The pricing strategy for Biosimilars is still evolving. Few years ago it was assumed that Biosimilars would command low discount compared to small molecule generics. However, recent events illustrate two ends of the pricing spectrum for Biosimilars. Here we briefly discuss the two examples:
Sweden Approval of Benepali
Benepali is the biosimilar version of Amgen and Pfizer’s mega blockbuster drug Enbrel. Amgen markets Enbrel in the United States and Pfizer markets it outside the US and Canada. In 2015, Enbrel’s sales in the US and Canada were $5.4 Billion.
Today Sweden’s HTA agency approved Benepali for reimbursement at only 10% discount compared to Enbrel. This price discount is relatively low compared to typical price discounts for biosimilar ESAs and GM-CSFs.
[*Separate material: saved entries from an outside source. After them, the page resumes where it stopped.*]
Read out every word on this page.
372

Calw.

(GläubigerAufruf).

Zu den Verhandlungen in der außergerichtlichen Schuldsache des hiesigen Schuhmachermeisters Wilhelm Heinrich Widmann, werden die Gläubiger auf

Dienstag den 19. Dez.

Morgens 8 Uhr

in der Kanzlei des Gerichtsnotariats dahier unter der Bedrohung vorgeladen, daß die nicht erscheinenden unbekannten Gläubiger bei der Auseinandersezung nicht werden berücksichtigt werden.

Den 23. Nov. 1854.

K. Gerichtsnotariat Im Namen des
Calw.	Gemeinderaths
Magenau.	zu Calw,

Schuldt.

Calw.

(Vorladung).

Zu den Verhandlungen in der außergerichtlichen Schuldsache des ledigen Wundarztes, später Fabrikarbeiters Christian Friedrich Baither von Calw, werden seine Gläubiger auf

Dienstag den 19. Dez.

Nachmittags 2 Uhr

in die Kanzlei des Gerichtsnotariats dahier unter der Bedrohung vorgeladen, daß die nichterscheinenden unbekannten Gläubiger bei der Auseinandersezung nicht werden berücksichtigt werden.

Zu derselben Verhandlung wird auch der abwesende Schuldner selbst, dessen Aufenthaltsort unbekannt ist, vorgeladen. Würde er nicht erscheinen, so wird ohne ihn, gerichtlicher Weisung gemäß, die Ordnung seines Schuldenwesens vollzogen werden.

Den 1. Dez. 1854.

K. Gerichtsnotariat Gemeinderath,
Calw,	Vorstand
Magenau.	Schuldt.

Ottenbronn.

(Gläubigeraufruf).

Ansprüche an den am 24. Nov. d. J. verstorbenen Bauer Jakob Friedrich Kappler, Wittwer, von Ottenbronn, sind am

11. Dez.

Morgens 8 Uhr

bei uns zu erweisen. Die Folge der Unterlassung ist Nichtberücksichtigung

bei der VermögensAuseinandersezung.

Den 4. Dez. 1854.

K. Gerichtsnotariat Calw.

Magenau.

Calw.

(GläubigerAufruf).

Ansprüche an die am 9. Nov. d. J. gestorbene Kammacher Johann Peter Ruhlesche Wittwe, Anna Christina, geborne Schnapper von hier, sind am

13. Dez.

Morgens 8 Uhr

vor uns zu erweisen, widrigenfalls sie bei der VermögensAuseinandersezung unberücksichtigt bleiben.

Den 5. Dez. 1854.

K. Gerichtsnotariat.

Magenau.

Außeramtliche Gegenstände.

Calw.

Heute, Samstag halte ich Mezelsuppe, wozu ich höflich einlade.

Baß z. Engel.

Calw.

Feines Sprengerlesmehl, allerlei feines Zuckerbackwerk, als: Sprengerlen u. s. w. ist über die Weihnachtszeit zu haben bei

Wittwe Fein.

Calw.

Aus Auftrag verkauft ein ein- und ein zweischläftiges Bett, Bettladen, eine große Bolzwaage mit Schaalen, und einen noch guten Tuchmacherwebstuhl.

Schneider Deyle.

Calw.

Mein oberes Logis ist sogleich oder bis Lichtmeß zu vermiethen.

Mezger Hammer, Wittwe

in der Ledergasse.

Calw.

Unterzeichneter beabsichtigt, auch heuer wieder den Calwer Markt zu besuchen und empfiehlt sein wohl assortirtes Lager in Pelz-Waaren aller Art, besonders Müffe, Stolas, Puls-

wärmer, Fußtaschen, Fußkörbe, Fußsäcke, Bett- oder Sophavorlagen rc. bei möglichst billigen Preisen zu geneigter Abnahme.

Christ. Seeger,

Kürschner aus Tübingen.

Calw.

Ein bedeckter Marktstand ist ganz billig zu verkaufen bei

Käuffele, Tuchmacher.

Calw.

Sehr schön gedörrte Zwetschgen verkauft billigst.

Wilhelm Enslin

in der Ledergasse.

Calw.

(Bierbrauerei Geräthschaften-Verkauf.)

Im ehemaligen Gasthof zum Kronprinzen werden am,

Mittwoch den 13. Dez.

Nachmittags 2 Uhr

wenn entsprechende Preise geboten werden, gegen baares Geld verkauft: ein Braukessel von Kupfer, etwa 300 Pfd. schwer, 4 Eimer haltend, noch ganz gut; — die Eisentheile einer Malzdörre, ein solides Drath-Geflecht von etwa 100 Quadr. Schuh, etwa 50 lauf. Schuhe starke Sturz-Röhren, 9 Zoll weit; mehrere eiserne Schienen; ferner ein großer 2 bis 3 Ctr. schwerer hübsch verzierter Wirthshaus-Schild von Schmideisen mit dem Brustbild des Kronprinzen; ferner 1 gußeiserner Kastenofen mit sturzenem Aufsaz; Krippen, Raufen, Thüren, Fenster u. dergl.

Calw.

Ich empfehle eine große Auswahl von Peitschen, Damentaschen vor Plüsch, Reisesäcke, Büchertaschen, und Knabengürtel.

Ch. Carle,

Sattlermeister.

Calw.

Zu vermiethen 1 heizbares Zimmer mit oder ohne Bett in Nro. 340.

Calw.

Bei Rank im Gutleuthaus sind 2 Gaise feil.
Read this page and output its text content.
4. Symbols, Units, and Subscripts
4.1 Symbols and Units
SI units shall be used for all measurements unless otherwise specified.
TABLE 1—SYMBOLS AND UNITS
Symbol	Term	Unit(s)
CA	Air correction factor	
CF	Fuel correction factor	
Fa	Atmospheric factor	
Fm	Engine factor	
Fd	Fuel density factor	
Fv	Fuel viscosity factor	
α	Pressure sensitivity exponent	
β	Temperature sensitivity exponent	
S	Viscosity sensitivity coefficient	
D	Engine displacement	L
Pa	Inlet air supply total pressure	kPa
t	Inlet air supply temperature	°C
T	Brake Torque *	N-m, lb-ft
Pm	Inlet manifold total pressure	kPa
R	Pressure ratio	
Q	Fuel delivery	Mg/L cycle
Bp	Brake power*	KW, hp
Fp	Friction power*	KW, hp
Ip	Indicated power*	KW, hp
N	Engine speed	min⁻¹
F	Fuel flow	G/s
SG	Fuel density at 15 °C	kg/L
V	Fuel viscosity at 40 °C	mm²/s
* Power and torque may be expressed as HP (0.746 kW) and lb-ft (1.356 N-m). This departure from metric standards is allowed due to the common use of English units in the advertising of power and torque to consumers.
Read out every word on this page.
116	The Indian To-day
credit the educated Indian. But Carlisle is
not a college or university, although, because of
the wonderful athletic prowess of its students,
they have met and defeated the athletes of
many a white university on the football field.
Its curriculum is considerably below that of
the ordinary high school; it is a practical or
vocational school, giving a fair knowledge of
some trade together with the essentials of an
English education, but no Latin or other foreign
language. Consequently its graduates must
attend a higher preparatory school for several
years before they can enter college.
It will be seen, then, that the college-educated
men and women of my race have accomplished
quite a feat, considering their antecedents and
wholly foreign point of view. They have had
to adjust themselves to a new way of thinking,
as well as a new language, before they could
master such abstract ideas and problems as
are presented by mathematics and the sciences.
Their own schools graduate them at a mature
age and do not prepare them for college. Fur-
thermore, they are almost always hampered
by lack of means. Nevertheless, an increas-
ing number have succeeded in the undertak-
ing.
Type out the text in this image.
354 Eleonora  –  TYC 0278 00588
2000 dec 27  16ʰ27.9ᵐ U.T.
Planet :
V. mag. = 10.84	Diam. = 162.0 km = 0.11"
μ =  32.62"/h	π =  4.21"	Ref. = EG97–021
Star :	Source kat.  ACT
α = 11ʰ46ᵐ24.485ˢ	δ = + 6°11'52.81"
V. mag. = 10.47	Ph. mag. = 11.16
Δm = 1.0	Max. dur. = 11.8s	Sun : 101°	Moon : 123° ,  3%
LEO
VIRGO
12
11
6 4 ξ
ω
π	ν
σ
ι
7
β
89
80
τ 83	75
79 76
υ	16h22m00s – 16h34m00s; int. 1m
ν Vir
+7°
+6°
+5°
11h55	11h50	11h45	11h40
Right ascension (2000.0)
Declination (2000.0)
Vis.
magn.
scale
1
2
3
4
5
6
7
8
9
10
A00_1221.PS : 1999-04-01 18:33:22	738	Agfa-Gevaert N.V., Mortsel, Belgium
The HTA agency’s comments for the Benepali were:
HTA believes that Benepali has the same efficacy and safety of Enbrel
Extensive analysis of Benepalis immunogenicity showed that the immune response to etanercept and its influence on the efficacy and safety comparable between Benepali and Enbrel
Norway’s Aggressive Price Negotiation for Biosimilar Remicade
Remicade is an Anti-CD 20 mAb marketed by Janssen. In 2015, Remicade’s sales were $6.6B. The biosimilar version of Remicade, called Remsima was approved in Norway after negotiating ~70% discount.